Emerging Approaches: Pancreatic Cancer Systemic Therapy - Episode 7
Transcript: Tanios Bekaii-Saab, MD: Now that we know that we have that option in the salvage setting, it makes a lot of sense to move it to the first-line setting. Just to track back a little bit, nanoliposomal irinotecan is a formulation of irinotecan. It’s a novel formulation of irinotecan, and it essentially packs a lot of irinotecan and liposome and allows that delivery to the bloodstream to the tumor to trickle down over about a week. So this actually circulates through for about a week. So it has a long half-life.
Theoretical advantage is of course you get more targeted delivery of the irinotecan. Because you’re packing 18,000 molecules of irinotecan in every nanoliposome, you don’t expect the toxicity profile to change much, so it’s primarily a delivery system than anything else. So it makes sense to bring this to the first-line. And there are 2 strategies that are being built around bringing nanoliposomal irinotecan to the first-line.
One is essentially looking at this regimen called Nanox with nanoliposomal irinotecan, oxaliplatin, and 5-FU [fluorouracil], which essentially is FOLFIRINOX [5-FU/irinotecan/oxaliplatin] but replacing the irinotecan with nanoliposomal irinotecan. The good news with this regimen is that you could essentially make the triplet less toxic figuring out a way to essentially adjust the dosages accordingly and make it equally effective. And there’s a study that’s looking at the combination of the triplet versus gemcitabine and nab-paclitaxel in the first-line.
Another study that is being considered is essentially going back to that concept of sequencing. And the importance of sequencing is thinking about strategies to take nanoliposomal irinotecan plus 5-FU, into the first-line given that it has very little cumulative toxicities, unlike gemcitabine/nab-paclitaxel where you can have neuropathy if you use the weekly regimen. I prefer the biweekly regimen where you essentially abrogate a lot of the issues with neuropathy, and that’s what I use in my clinic for all patients. And then the FOLFIRINOX, for the oxaliplatin, has the issues with the cumulative toxicity. So it makes sense with this principle of sequencing to bring it to the first-line.

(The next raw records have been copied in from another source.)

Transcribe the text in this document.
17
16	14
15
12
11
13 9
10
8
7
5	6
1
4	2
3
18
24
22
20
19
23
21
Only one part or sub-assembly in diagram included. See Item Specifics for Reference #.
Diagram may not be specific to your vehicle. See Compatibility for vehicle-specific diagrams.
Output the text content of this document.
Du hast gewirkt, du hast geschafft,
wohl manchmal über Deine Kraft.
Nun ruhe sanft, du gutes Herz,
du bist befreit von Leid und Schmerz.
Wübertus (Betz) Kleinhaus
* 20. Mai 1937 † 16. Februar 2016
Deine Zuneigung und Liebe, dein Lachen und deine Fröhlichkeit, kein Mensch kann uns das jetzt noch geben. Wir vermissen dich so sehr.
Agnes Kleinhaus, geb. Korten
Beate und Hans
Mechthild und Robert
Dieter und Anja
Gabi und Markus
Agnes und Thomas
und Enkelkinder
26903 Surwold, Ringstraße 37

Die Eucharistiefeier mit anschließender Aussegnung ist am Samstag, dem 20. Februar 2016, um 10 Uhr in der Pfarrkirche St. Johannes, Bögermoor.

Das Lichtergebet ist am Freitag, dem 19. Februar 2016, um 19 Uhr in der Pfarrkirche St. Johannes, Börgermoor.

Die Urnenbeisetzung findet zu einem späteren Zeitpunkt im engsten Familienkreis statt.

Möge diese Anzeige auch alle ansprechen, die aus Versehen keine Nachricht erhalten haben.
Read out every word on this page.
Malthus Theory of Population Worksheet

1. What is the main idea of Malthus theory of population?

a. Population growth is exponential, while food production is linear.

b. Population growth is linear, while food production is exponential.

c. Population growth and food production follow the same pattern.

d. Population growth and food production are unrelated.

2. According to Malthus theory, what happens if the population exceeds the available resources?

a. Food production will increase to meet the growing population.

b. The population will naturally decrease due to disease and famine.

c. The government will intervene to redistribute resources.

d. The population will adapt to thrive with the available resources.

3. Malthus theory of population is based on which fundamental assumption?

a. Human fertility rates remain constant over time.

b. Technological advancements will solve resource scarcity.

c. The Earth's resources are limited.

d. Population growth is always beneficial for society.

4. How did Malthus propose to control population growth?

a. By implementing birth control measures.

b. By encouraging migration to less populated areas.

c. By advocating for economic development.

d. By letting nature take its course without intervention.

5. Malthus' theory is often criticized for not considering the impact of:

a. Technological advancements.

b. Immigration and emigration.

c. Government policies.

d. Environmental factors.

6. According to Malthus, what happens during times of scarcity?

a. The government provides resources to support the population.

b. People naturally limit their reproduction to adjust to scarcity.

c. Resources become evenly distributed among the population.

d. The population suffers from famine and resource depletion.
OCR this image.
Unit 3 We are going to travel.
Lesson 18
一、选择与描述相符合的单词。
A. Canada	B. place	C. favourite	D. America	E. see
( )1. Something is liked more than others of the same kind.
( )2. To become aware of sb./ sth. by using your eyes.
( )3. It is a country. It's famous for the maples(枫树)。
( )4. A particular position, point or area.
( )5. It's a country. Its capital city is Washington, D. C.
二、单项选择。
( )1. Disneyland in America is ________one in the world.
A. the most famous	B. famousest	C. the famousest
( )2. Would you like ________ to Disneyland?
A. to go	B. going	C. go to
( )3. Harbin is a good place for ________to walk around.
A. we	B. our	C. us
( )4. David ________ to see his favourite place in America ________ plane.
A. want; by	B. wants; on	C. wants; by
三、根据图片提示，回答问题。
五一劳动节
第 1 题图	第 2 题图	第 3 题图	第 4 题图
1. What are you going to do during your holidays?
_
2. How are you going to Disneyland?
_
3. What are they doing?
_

The toxicities that we see around nanoliposomal irinotecan and 5-FU are very similar to what you would expect with FOLFIRI [folinic acid/fluorouracil/irinotecan], except for 1. We almost don’t see alopecia. In fact, only 20% of the patients will experience some level of alopecia. That’s probably the biggest difference between nanoliposomal irinotecan and irinotecan. The 2 have not been formally compared to each other in large settings, so we don’t know if there will be major differences. But at least in my practice, and I use a lot of FOLFIRI given the nature of our practice and the same with 5-FU/nanoliposomal irinotecan, I don’t see much of a difference between the 2 frankly.
I think it remains very important to consider educating patients about the risk of diarrhea, what it means, and how to preempt it, a good education about when to use loperamide and how frequently to use loperamide helps a lot. Because the biggest toxicity with all irinotecan compounds is diarrhea. And if you manage it well, patients actually go through it. In fact, many patients would prefer to have limited diarrhea than to have neuropathy, as long as they learn how to control it.
So I think that’s going to be key, sitting with the patient, doing the education, and allowing them to go through their tough journey with minimal toxicities if possible.
The other thing is, we just recently presented and are about to publish some data from NAPOLI-1 that’s looking at dose modifications, and if they affect or alter the outcome. And it turns out that no, you can really feel comfortable about modifying the dose of the drug according to guidelines and allow patients essentially to maintain a good outcome. I think that’s a very important thing. We’ve seen it also with gemcitabine/nab-paclitaxel in pancreas cancer. This is key for our patients to give them the comfort and the understanding that, hey, listen, don’t worry. If you hit the wall of toxicity, you don’t have to toughen up. We can bring it 1 notch down and it will still help you. So that allows the patients essentially to be more up front.
With neuropathy and diarrhea, you really don’t have a way to measure other than what the patient tells you. And oftentimes they hide it because they think that that drug is their lifeline. And if they cut down on the dose, or they tell you that they’re not doing well on it, you will essentially cut down on the dose and they will lose benefits. So I think it’s important to know that the data support those modifications as indicated and the outcome is not compromised. In fact, in some studies it makes it that the outcome may be better if you do the right thing for the patient, meaning adjust the dose accordingly.